All’inizio della parashà è raccontato che l’Eterno diede ordine a Moshè di far sì che gli israeliti, appena usciti dall’Egitto, operassero una diversione, diretta a richiamare verso il Mar Rosso le forze del faraone: “L’Eterno disse a Moshè: «Comanda agli Israeliti che tornino indietro e si accampino davanti a Pi-Achirot, tra Migdol e il mare, davanti a Baal-Zefon; di fronte ad esso vi accamperete presso il mare. Il faraone penserà degli israeliti: Vanno errando per il paese; il deserto li ha bloccati! Io renderò ostinato il cuore del faraone ed egli li inseguirà; io dimostrerò la mia gloria contro il faraone e tutto il suo esercito, così gli Egiziani sapranno che io sono il Signore!». Essi fecero in tal modo” (Shemòt: 14:1-5). Il faraone andò alla carica con seicento carri scelti (ibid., 7).
Rashì (Troyes, 1040-1105) commenta: “Essi fecero in tal modo”. “Queste parole vengono a lode degli israeliti. Essi sentirono l’ordine di Moshè e non ebbero obiezioni al fatto che con questa manovra diversiva, invece di continuare ad allontanarsi, si avvicinavano agli egiziani che li inseguivano. Essi dissero invece che non avevano altro da fare che obbedire agli ordini del figlio di ‘Amram (cioè Moshè)”.
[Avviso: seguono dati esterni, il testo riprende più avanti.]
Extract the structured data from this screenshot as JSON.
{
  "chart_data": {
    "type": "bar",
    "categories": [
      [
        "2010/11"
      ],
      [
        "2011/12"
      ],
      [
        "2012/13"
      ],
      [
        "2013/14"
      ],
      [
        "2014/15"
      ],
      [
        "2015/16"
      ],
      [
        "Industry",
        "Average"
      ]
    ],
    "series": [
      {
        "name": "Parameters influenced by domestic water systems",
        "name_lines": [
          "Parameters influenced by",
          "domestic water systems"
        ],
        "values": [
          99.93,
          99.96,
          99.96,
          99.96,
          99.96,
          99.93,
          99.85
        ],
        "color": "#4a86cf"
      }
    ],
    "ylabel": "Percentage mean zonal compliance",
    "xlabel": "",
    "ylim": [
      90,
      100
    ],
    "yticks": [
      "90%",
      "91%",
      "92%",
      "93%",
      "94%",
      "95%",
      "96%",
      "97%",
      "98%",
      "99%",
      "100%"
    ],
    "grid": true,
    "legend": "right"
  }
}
Riguardo alle parole “Così gli egiziani sapranno che Io sono il Signore”, R. Naftali Zvi Yehuda Berlin (Belarus, 1816-1893, Varsavia) detto il Natziv dalle sue iniziali, commenta: “Anche il popolo che è rimasto in Egitto vedendo con i loro occhi questo prodigio (l’annegamento dell’esercito egiziano nel Mar Rosso), si renderà conto che è stato l’Eterno a portare le piaghe nel paese. Finora le piaghe venivano annunciate da Moshè al faraone e cessavano quando Moshè pregava che cessassero. Il popolo egiziano non sapeva nulla (di quello che avveniva tra Moshè e il faraone alla corte reale) e vedeva solo le piaghe che venivano e cessavano, che peraltro erano più pesanti nei confronti del faraone e dei suoi servitori. Ora (con la distruzione dell’esercito egiziano) anche il popolo si sarebbe reso conto che tutto aveva avuto luogo a seguito dell’intervento dell’Eterno”.
R. Joseph Beer Soloveitchik (Belarus, 1903-1993, Boston) in Mesoras Harav (pp. 112-3) commenta che Dio disse che aveva reso ostinato il cuore del faraone “… affinché tu narri ai tuoi figli e ai figli dei tuoi figli quello che ho operato in Egitto e i miracoli che ho fatto in mezzo a loro, e sappiate che io sono l’Eterno” (Shemòt, 10:2). Ora davanti al Mar Rosso, l’Eterno disse che avrebbe reso ostinato il cuore del faraone e sarebbero stati gli egiziani a sapere che “Io sono l’Eterno”. I miracoli che gli israeliti videro in Egitto fecero sì che essi si resero conto che Dio è Onnipotente. Ora era necessario che se ne rendessero conto anche gli egiziani. R. Soloveitchik spiega che un principio fondamentale dell’ebraismo è quello di ricompensa e punizione. Anche se all’inizio sembra che il malfattore trionfi, alla fine verrà sconfitto. Non solo i beneficiari dei miracoli devono rendersi conto dell’intervento divino, ma anche i malfattori devono capire che vengono puniti. Prima dell’Esodo il faraone non ebbe la sfrontatezza di affermare di essere dalla parte della ragione. Gli ebrei era suoi schiavi perché aveva la forza di asservirli. Ora al Mar Rosso, il faraone voleva invece giustificare le sue azioni. Gli israeliti avevano detto che sarebbero usciti per tre giorni e invece erano in fuga. Il faraone ora sosteneva di essere nel giusto e accusava le vittime di essere nel torto. Con l’annegamento dell’esercito egiziano nel Mar Rosso, il Signore mostrò di punire i malvagi che si fanno passare per giusti. E la punizione per quest’ultimi fu più grave. In Egitto la popolazione fu punita per aver asservito gli ebrei. Non morirono tutti. Al Mar Rosso invece perì tutto l’esercito del faraone con i suoi seicento carri scelti.